Offerman further notes that the success of Scouts, like other youth programs, is dependent upon the support of parents.
“I have been blessed to work with some great, caring parents that want the best for their child. We are definitely stronger as a group, or Pack than we would be as individuals. Scouting has given me the power to give my son, what I hope to be, some of the greatest memories of his life,” he says.
How about an adventure?
During 14 years of BSA leadership, Pat Baldus has seen Scouts of all ranks prove themselves in a variety of environments that test their physical and mental skills. The father of two Eagle Scouts, Clark and Jason, he knows firsthand that if given the proper guidance, Scouts benefit from challenges that prepares them for adulthood.
“When they go camping, they learn how to buy their own food, cook it and do the dishes and learn how to be independent. When they become Boy Scouts, they meet kids from other schools and work with older Scouts, which is also beneficial. They also have access to programs that lead to careers in fields like radio and engineering. Scouts offers them a glimpse of what adult life is like,” says Baldus, scoutmaster of Troop 283 in West Des Moines.

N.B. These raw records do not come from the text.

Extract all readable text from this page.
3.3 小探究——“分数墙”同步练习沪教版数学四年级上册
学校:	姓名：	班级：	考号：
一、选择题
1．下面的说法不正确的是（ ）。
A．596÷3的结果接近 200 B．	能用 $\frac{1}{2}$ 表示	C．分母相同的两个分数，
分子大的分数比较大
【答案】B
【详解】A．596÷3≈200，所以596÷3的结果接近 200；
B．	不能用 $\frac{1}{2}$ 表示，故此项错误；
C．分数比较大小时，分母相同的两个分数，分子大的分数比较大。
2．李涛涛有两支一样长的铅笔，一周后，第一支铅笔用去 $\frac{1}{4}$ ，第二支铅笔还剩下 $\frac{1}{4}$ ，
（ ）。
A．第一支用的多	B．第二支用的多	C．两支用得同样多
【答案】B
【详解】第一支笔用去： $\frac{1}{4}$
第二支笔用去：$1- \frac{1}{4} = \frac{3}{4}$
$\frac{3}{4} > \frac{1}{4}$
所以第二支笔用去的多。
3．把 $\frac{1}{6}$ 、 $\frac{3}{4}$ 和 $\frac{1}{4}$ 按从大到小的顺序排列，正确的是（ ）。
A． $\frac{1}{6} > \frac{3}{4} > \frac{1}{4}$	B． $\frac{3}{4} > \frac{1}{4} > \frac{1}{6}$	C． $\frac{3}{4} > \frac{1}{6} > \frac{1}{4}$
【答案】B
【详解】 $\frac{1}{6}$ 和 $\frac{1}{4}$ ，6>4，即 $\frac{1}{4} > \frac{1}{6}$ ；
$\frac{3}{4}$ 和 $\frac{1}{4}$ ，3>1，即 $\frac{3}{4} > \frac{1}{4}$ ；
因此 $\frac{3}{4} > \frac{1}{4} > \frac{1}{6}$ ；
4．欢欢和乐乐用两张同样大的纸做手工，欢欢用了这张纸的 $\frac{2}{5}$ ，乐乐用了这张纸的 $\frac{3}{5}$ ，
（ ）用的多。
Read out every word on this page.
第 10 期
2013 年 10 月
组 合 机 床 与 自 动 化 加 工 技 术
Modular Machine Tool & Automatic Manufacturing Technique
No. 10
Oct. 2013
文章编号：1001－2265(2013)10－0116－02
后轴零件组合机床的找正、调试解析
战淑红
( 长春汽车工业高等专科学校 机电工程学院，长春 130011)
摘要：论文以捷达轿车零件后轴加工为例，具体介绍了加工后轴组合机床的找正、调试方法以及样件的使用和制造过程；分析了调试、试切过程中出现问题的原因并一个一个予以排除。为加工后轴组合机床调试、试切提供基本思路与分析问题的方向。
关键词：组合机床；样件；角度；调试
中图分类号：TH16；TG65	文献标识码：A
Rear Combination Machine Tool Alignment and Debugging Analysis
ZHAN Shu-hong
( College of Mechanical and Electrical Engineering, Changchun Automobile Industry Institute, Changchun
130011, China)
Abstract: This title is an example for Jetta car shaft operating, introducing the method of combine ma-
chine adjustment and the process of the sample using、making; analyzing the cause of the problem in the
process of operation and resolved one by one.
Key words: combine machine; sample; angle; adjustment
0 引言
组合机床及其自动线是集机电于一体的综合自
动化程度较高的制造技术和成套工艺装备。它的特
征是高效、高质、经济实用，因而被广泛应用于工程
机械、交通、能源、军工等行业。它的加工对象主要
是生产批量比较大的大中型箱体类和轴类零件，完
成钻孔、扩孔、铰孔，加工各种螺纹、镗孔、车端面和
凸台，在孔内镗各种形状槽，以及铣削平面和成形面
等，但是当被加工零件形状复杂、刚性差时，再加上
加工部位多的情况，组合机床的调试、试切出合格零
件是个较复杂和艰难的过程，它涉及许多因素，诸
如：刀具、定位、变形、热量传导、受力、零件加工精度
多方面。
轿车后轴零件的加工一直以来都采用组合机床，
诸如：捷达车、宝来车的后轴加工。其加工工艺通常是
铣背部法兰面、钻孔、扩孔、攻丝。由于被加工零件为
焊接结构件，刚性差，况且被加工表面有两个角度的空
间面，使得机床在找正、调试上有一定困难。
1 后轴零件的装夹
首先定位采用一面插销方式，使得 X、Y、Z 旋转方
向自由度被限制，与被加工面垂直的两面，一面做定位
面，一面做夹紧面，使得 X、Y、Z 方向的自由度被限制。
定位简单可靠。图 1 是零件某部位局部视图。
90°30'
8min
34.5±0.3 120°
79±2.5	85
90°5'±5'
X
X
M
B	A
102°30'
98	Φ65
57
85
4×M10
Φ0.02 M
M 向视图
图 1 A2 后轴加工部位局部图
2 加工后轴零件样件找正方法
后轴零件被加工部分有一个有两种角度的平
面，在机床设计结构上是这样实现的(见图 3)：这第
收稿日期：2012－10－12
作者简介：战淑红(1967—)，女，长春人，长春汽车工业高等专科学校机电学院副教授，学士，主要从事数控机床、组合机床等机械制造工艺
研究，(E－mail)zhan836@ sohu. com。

Baldus says any Scout willing to do the work can achieve the rank of Eagle Scout.
“When the boys cross over to become Boy Scouts, I ask them give the program a fair shake and see what it offers. It’s not a race to become an Eagle Scout, because they can work at their own pace,” he says.
Like most volunteers, Baldus took a leadership role to spend more time with his sons and to teach them enduring life lessons. He says he plans to step down as Scoutmaster in the near future and that plans are in place for another leader to fill his position.
“Keeping the program healthy for the boys is key. Troop 283 is successful, and we have the leadership in place to keep it going,” he says.
Equally important, Baldus says, is that the mission of the Scouts endures.
“I remind the boys to look at the Scout laws as their code for life,” he says. “It’s a positive way of life.”